Le CESE se penche sur la politique de « transition énergétique » du Maroc

Le Conseil Économique, Social et Environnemental (CESE) a publié en juillet dernier un avis baptisé « Accélérer la transition énergétique pour installer le Maroc dans la croissance verte ». L’institution présidée par Ahmed Réda Chami dresse le bilan des politiques énergétiques mises en œuvre par le Royaume et émet une série de recommandations.

Il souligne, entre autres, le potentiel important du Maroc dans le domaine des énergies renouvelables, estimant que son exploitation « projetterait notre pays parmi les grands pays producteurs énergétiques, devant le Venezuela et juste derrière le Nigéria, avec une production annuelle équivalente à 86 MTep, soit environ 1,65 million de barils par jour ».
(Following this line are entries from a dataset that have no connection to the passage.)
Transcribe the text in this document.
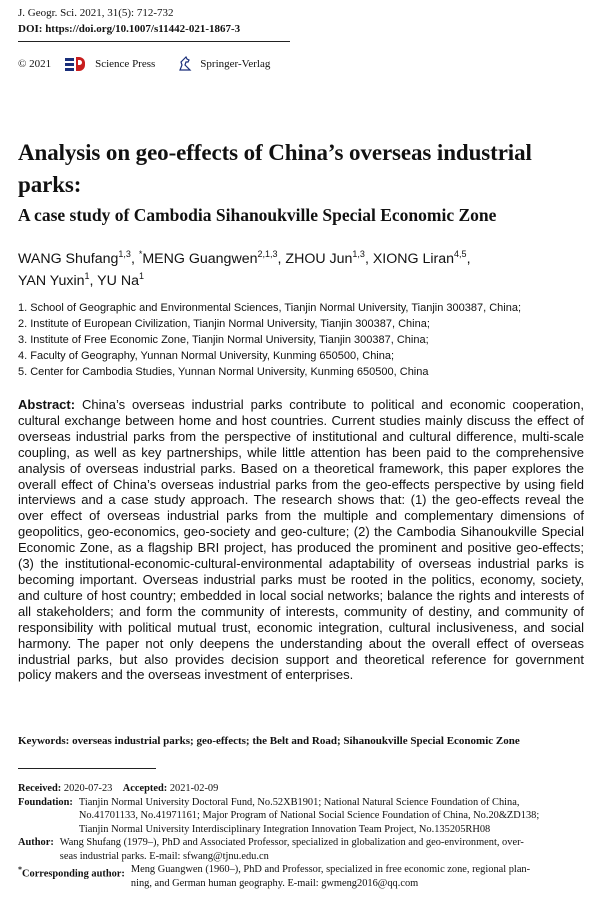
J. Geogr. Sci. 2021, 31(5): 712-732
DOI: https://doi.org/10.1007/s11442-021-1867-3
© 2021	Science Press	Springer-Verlag
Analysis on geo-effects of China’s overseas industrial parks:
A case study of Cambodia Sihanoukville Special Economic Zone
WANG Shufang$^{1,3}$, *MENG Guangwen$^{2,1,3}$, ZHOU Jun$^{1,3}$, XIONG Liran$^{4,5}$,
YAN Yuxin$^1$, YU Na$^1$
1. School of Geographic and Environmental Sciences, Tianjin Normal University, Tianjin 300387, China;
2. Institute of European Civilization, Tianjin Normal University, Tianjin 300387, China;
3. Institute of Free Economic Zone, Tianjin Normal University, Tianjin 300387, China;
4. Faculty of Geography, Yunnan Normal University, Kunming 650500, China;
5. Center for Cambodia Studies, Yunnan Normal University, Kunming 650500, China

Abstract: China’s overseas industrial parks contribute to political and economic cooperation, cultural exchange between home and host countries. Current studies mainly discuss the effect of overseas industrial parks from the perspective of institutional and cultural difference, multi-scale coupling, as well as key partnerships, while little attention has been paid to the comprehensive analysis of overseas industrial parks. Based on a theoretical framework, this paper explores the overall effect of China’s overseas industrial parks from the geo-effects perspective by using field interviews and a case study approach. The research shows that: (1) the geo-effects reveal the over effect of overseas industrial parks from the multiple and complementary dimensions of geopolitics, geo-economics, geo-society and geo-culture; (2) the Cambodia Sihanoukville Special Economic Zone, as a flagship BRI project, has produced the prominent and positive geo-effects; (3) the institutional-economic-cultural-environmental adaptability of overseas industrial parks is becoming important. Overseas industrial parks must be rooted in the politics, economy, society, and culture of host country; embedded in local social networks; balance the rights and interests of all stakeholders; and form the community of interests, community of destiny, and community of responsibility with political mutual trust, economic integration, cultural inclusiveness, and social harmony. The paper not only deepens the understanding about the overall effect of overseas industrial parks, but also provides decision support and theoretical reference for government policy makers and the overseas investment of enterprises.

Keywords: overseas industrial parks; geo-effects; the Belt and Road; Sihanoukville Special Economic Zone
Received: 2020-07-23 Accepted: 2021-02-09
Foundation: Tianjin Normal University Doctoral Fund, No.52XB1901; National Natural Science Foundation of China,
No.41701133, No.41971161; Major Program of National Social Science Foundation of China, No.20&ZD138;
Tianjin Normal University Interdisciplinary Integration Innovation Team Project, No.135205RH08
Author: Wang Shufang (1979–), PhD and Associated Professor, specialized in globalization and geo-environment, over-
seas industrial parks. E-mail: sfwang@tjnu.edu.cn
*Corresponding author: Meng Guangwen (1960–), PhD and Professor, specialized in free economic zone, regional plan-
ning, and German human geography. E-mail: gwmeng2016@qq.com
Le CESE dresse trois scénarios, dont le plus optimiste vise à réduire la dépendance énergétique du Royaume de 88 % actuellement à 17 % en 2050. Il juge que la stratégie énergétique lancée en 2009 a permis des avancées considérables. Elle a notamment eu pour résultat de porter à 42 % la part des énergies renouvelables dans le mix énergétique en 2020 et de sécuriser l’approvisionnement en hydrocarbures. Malgré cela, le Conseil critique le choix de la technologie CSP adoptée pour les centrales solaires

de Ouarzazate, développées et gérées par l’agence publique Masen, qui était justifié par la capacité de stockage offerte. « Au regard des prix du PV [photovoltaïque] et de l’éolien, la technologie CSP s’avère dorénavant, malgré l’avantage du stockage, relativement chère et n’est plus justifiée à l’avenir et ce, d’autant plus que les niveaux d’intégration industrielle locale sont tellement bas, qu’ils ne permettent pas de justifier le surcoût », indiquent les auteurs de l’avis.

Ceux-ci relèvent aussi que le marché de l’hydrocarbure est dysfonctionnel, que les objectifs d’efficacité énergétique ont pris du retard ou encore que les entreprises publiques du secteur sont en situation de déséquilibre financier. « Concernant Masen, le déficit est estimé à 800 millions de dirhams par an des centrales Noor I, II, et III. Ce déficit est dû au gap entre les prix d’achat aux IPP [producteurs d’énergie indépendants] et les prix de vente à l’ONEE », décrit le CESE. Les auteurs émettent une longue série de recommandations, prônant notamment l’augmentation de la part de l’électricité verte, la mise en place d’un « transport en commun de qualité, massifié, propre, digitalisé et électrique », une réforme de la compensation du butane, le recours au dessalement de l’eau de mer ou encore le développement de l’hydrogène vert.